В пригрев, когда солнце сильно начинало припекать, все дали менялись. Видать: над зелеными полями, над лугами прозрачной мелькающей рекой лился нагретый воздух. И все вдали — хутора, пригорки, редкие деревья — отрывалось от земли, возносилось, меняло очертания, точно воздушные, неясные замки.
На второй день перед полуднем доехали до хутора, где красные кирпичные амбары для хлеба и машин, кирпичные конюшни для скота и кирпичный дом для приказчика и рабочих. Издали они завиднелись, и дед долго в них всматривался.
— Постой, Храпон, это наше?
— Так точно.
Дед нахмурился.
— Когда же построили?
— Недавно.
— А ну остановись!
Храпон остановил лошадей.
Иван подъехал. А хутор — вот он рядом, но не хочет старик въезжать туда.
— Иван, это что же такое будет?
— Ты насчет чего, папаша?
— Не виляй! — закричал свирепо дед. — Я тебя спрашиваю: откуда эти постройки?
— В третьем году поставили.
— А я где был?
— Дома.
Витька видел, как отец побледнел.
Дедова палка сама щелкала по дну кибитки.
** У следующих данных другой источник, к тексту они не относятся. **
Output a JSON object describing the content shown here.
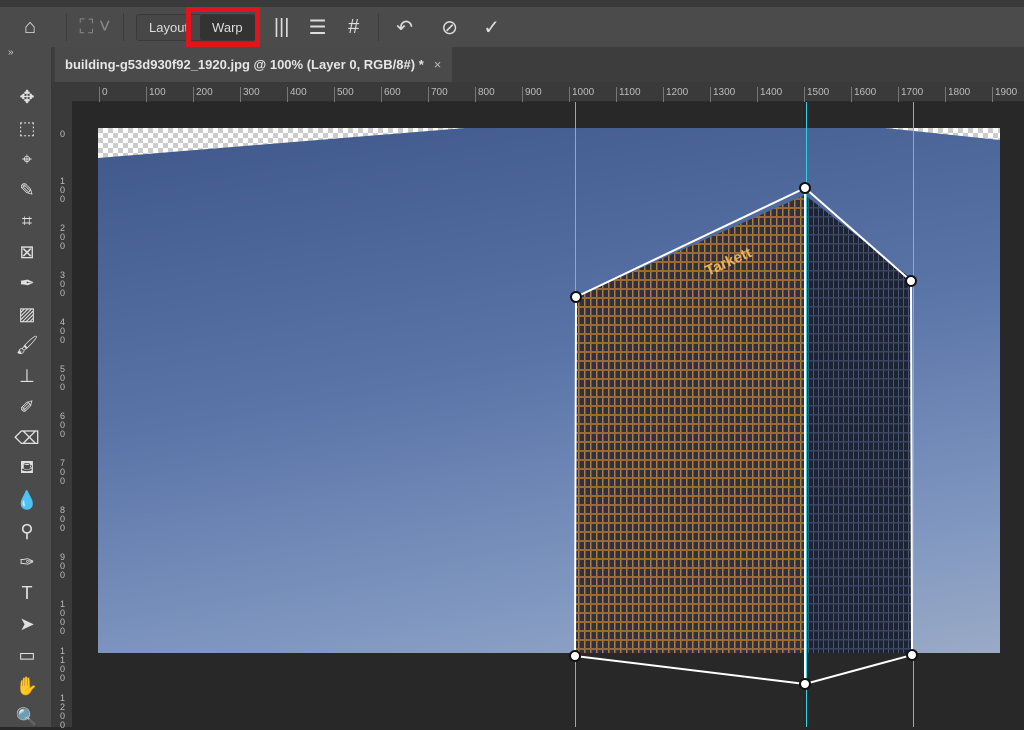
{
  "options_bar": {
    "icons": [
      "home-icon",
      "warp-mode-icon",
      "split-vertical-icon",
      "split-horizontal-icon",
      "split-cross-icon",
      "reset-icon",
      "cancel-icon",
      "commit-icon"
    ],
    "layout_label": "Layout",
    "warp_label": "Warp",
    "selected": "Warp"
  },
  "document_tab": {
    "title": "building-g53d930f92_1920.jpg @ 100% (Layer 0, RGB/8#) *",
    "close": "×"
  },
  "toolbar": {
    "collapse": "»",
    "tools": [
      {
        "name": "move-tool",
        "glyph": "✥"
      },
      {
        "name": "marquee-tool",
        "glyph": "⬚"
      },
      {
        "name": "lasso-tool",
        "glyph": "⌖"
      },
      {
        "name": "quick-selection-tool",
        "glyph": "✎"
      },
      {
        "name": "crop-tool",
        "glyph": "⌗"
      },
      {
        "name": "frame-tool",
        "glyph": "⊠"
      },
      {
        "name": "eyedropper-tool",
        "glyph": "✒"
      },
      {
        "name": "healing-brush-tool",
        "glyph": "▨"
      },
      {
        "name": "brush-tool",
        "glyph": "🖌"
      },
      {
        "name": "clone-stamp-tool",
        "glyph": "⊥"
      },
      {
        "name": "history-brush-tool",
        "glyph": "✐"
      },
      {
        "name": "eraser-tool",
        "glyph": "⌫"
      },
      {
        "name": "paint-bucket-tool",
        "glyph": "⛾"
      },
      {
        "name": "blur-tool",
        "glyph": "💧"
      },
      {
        "name": "dodge-tool",
        "glyph": "⚲"
      },
      {
        "name": "pen-tool",
        "glyph": "✑"
      },
      {
        "name": "type-tool",
        "glyph": "T"
      },
      {
        "name": "path-selection-tool",
        "glyph": "➤"
      },
      {
        "name": "rectangle-tool",
        "glyph": "▭"
      },
      {
        "name": "hand-tool",
        "glyph": "✋"
      },
      {
        "name": "zoom-tool",
        "glyph": "🔍"
      }
    ]
  },
  "ruler_top": [
    "0",
    "100",
    "200",
    "300",
    "400",
    "500",
    "600",
    "700",
    "800",
    "900",
    "1000",
    "1100",
    "1200",
    "1300",
    "1400",
    "1500",
    "1600",
    "1700",
    "1800",
    "1900"
  ],
  "ruler_left": [
    "0",
    "100",
    "200",
    "300",
    "400",
    "500",
    "600",
    "700",
    "800",
    "900",
    "1000",
    "1100",
    "1200"
  ],
  "image": {
    "sign_text": "Tarkett",
    "colors": {
      "guide": "#34d2e0",
      "highlight": "#e0141a",
      "sky": "#5a74a8"
    }
  }
}
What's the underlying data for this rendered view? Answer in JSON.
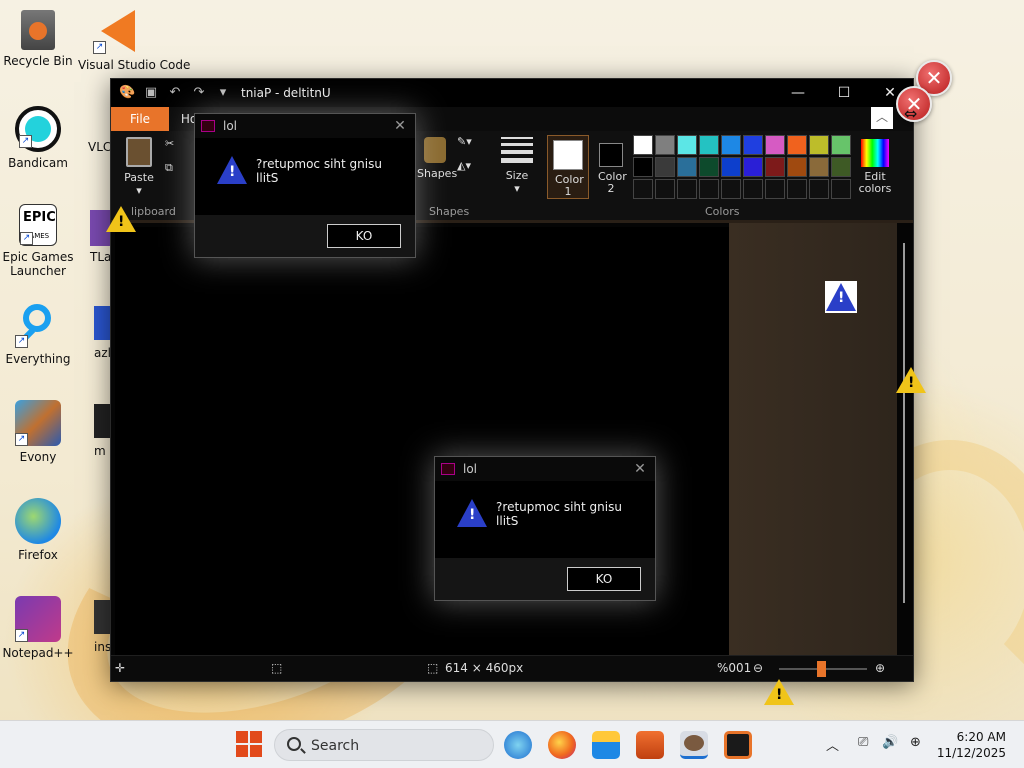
{
  "desktop": {
    "icons": [
      {
        "label": "Recycle Bin"
      },
      {
        "label": "Visual Studio Code"
      },
      {
        "label": "Bandicam"
      },
      {
        "label": "VLC media player"
      },
      {
        "label": "Epic Games Launcher"
      },
      {
        "label": "TLauncher"
      },
      {
        "label": "Everything"
      },
      {
        "label": "azl"
      },
      {
        "label": "Evony"
      },
      {
        "label": "m"
      },
      {
        "label": "Firefox"
      },
      {
        "label": "Notepad++"
      },
      {
        "label": "ins"
      }
    ]
  },
  "paint": {
    "title": "tniaP - deltitnU",
    "tabs": {
      "file": "File",
      "home": "Ho"
    },
    "ribbon": {
      "paste": "Paste",
      "clipboard": "lipboard",
      "shapes": "Shapes",
      "shapes_group": "Shapes",
      "size": "Size",
      "color1": "Color 1",
      "color2": "Color 2",
      "colors_group": "Colors",
      "edit_colors": "Edit colors"
    },
    "palette": [
      "#ffffff",
      "#7f7f7f",
      "#5ce6e6",
      "#24c2c2",
      "#1e88e5",
      "#1f3fe0",
      "#d65bc3",
      "#f0621e",
      "#bdbd2a",
      "#67c46a",
      "#000000",
      "#3a3a3a",
      "#2a6f9a",
      "#0d4a2c",
      "#0d3fcc",
      "#2a1fd6",
      "#7d1a1a",
      "#a04a10",
      "#8a6a3a",
      "#3e5a25",
      "",
      "",
      "",
      "",
      "",
      "",
      "",
      "",
      "",
      "",
      ""
    ],
    "status": {
      "selection_size": "",
      "canvas_size": "614 × 460px",
      "zoom": "%001"
    }
  },
  "dialogs": [
    {
      "title": "lol",
      "message": "?retupmoc siht gnisu llitS",
      "ok": "KO"
    },
    {
      "title": "lol",
      "message": "?retupmoc siht gnisu llitS",
      "ok": "KO"
    }
  ],
  "taskbar": {
    "search_placeholder": "Search",
    "time": "6:20 AM",
    "date": "11/12/2025"
  }
}
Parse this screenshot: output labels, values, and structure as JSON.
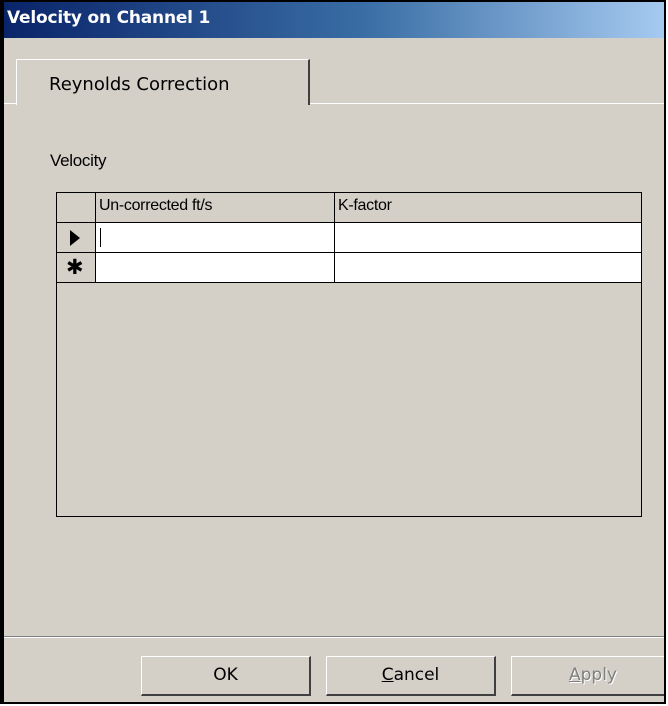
{
  "window": {
    "title": "Velocity on Channel 1"
  },
  "tabs": [
    {
      "label": "Reynolds Correction",
      "active": true
    }
  ],
  "section": {
    "label": "Velocity"
  },
  "grid": {
    "columns": [
      "Un-corrected ft/s",
      "K-factor"
    ],
    "rows": [
      {
        "selector_icon": "current-row-arrow-icon",
        "values": [
          "",
          ""
        ]
      },
      {
        "selector_icon": "new-row-star-icon",
        "values": [
          "",
          ""
        ]
      }
    ]
  },
  "buttons": {
    "ok": {
      "label": "OK"
    },
    "cancel": {
      "access_key": "C",
      "rest": "ancel"
    },
    "apply": {
      "access_key": "A",
      "rest": "pply",
      "enabled": false
    }
  }
}
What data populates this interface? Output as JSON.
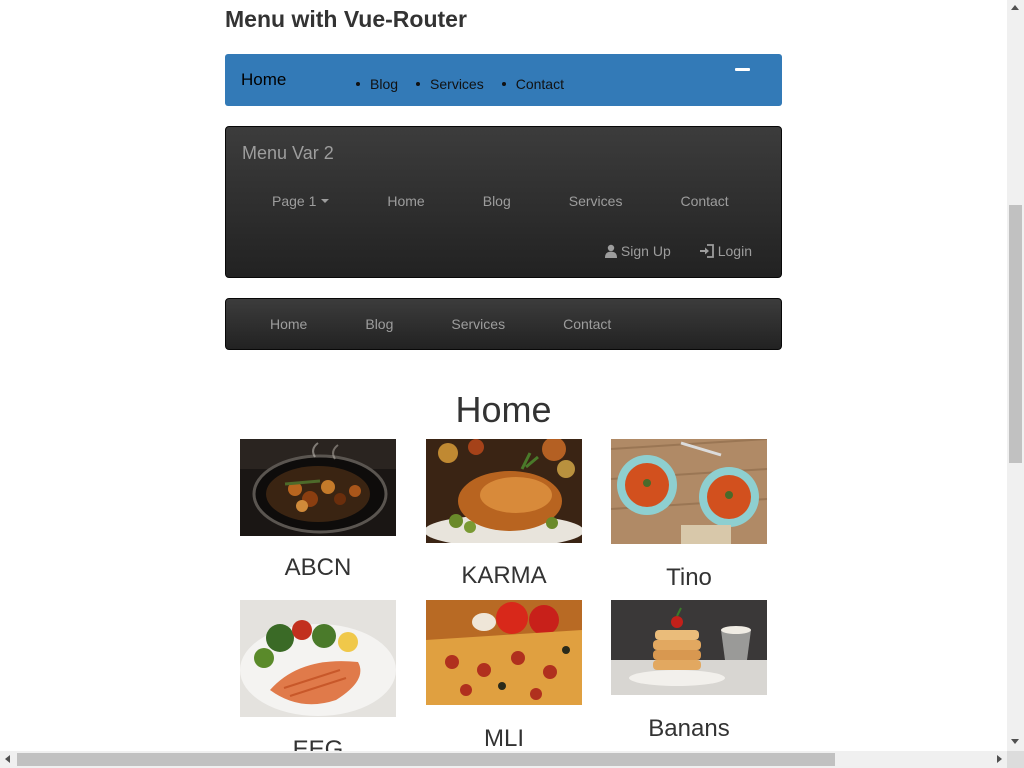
{
  "page": {
    "title": "Menu with Vue-Router"
  },
  "menu1": {
    "brand": "Home",
    "items": [
      "Blog",
      "Services",
      "Contact"
    ],
    "bg_color": "#337ab7"
  },
  "menu2": {
    "brand": "Menu Var 2",
    "items": [
      {
        "label": "Page 1",
        "dropdown": true
      },
      {
        "label": "Home"
      },
      {
        "label": "Blog"
      },
      {
        "label": "Services"
      },
      {
        "label": "Contact"
      }
    ],
    "right": [
      {
        "label": "Sign Up",
        "icon": "user-icon"
      },
      {
        "label": "Login",
        "icon": "login-icon"
      }
    ]
  },
  "menu3": {
    "items": [
      "Home",
      "Blog",
      "Services",
      "Contact"
    ]
  },
  "home": {
    "title": "Home",
    "cards": [
      {
        "name": "ABCN",
        "image": "skillet-food-photo"
      },
      {
        "name": "KARMA",
        "image": "roast-chicken-photo"
      },
      {
        "name": "Tino",
        "image": "tomato-soup-photo"
      },
      {
        "name": "EEG",
        "image": "salmon-salad-photo"
      },
      {
        "name": "MLI",
        "image": "pizza-photo"
      },
      {
        "name": "Banans",
        "image": "pancakes-photo"
      }
    ]
  }
}
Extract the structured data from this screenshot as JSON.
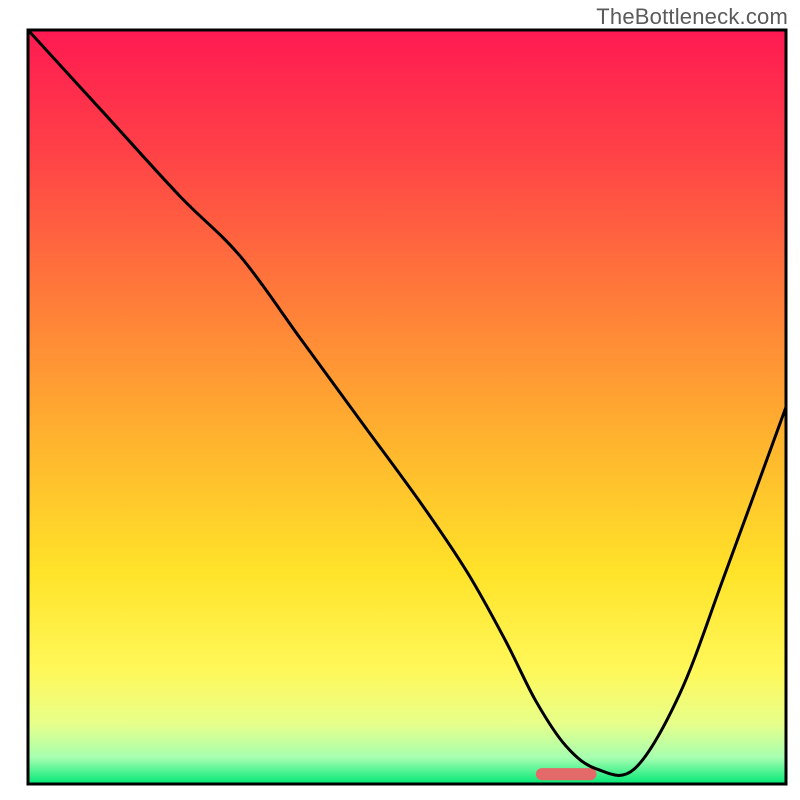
{
  "watermark": "TheBottleneck.com",
  "chart_data": {
    "type": "line",
    "title": "",
    "xlabel": "",
    "ylabel": "",
    "xlim": [
      0,
      100
    ],
    "ylim": [
      0,
      100
    ],
    "grid": false,
    "legend": false,
    "annotations": [],
    "background": {
      "kind": "vertical-gradient",
      "stops": [
        {
          "pos": 0.0,
          "color": "#ff1a52"
        },
        {
          "pos": 0.15,
          "color": "#ff3e48"
        },
        {
          "pos": 0.35,
          "color": "#ff7a3a"
        },
        {
          "pos": 0.55,
          "color": "#ffb52e"
        },
        {
          "pos": 0.72,
          "color": "#ffe329"
        },
        {
          "pos": 0.85,
          "color": "#fff85a"
        },
        {
          "pos": 0.92,
          "color": "#e7ff8a"
        },
        {
          "pos": 0.965,
          "color": "#a6ffb0"
        },
        {
          "pos": 1.0,
          "color": "#00e876"
        }
      ]
    },
    "series": [
      {
        "name": "bottleneck-curve",
        "color": "#000000",
        "x": [
          0,
          10,
          20,
          28,
          36,
          44,
          52,
          58,
          63,
          67,
          71,
          75,
          80,
          86,
          92,
          100
        ],
        "y": [
          100,
          89,
          78,
          70,
          59,
          48,
          37,
          28,
          19,
          11,
          5,
          2,
          2,
          12,
          28,
          50
        ]
      }
    ],
    "marker": {
      "name": "optimal-zone",
      "color": "#e46a6a",
      "x_center": 71,
      "y": 1.3,
      "width_x": 8,
      "height_y": 1.6
    }
  }
}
И дед стал весь малиновый, лицо из-за бороды пылало красным заревом.
— Перевод деньгам только делаешь. У, шкура!
Так свирепый и приехал дед на хутор. Все ходил, бурчал что-то под нос. И только когда увидел все хозяйство, крепко слаженное, сказал сыну милостиво:
— А ты это, пожалуй, хорошо удумал. Навеки сколочено.
Отец сразу повеселел.
— А чего глядеть-то? Мы не на один год поселились. Мазанки — шут ли в них толку? Пять лет простоит — строй другую. А тут без хлопот!
Дед самодовольно посмотрел на Витьку, смеясь одними глазами:
— Вот тебе, брат, и пустыня! Шабаш!
И помолодел будто. И уже любовно смотрел в степные просторы.
Когда опять выехали степью за хутор, самодовольно поглаживал бороду аршинную.
— Вот и наши края пошли. Видишь песок? Здесь пустыня была. Пришел я в те поры — только трава да песок, да киргизишки табуны свои гоняли. Десять годов не прошло — все распахал. Стоп, пустыня-матушка, отодвигайся, нам не до тебя!
Дед повел рукой, будто отодвинул кого.
А Витька ждал: когда же будет пустыня? Но только зеленые просторы, стаи птиц над дальними полями, маленькие церкви на краях степи, теплый ветер, хутора. И нигде никакого лица.
На четвертый вечер остановились ночевать на хуторе Красная Балка. Дед к вечеру заохал, опять заворчал недовольно.
— Ты, дедушка, что?
— Кости, внучек, ломят: ненастье завтра будет.
После заката работники собрались на краю степи, у колодца.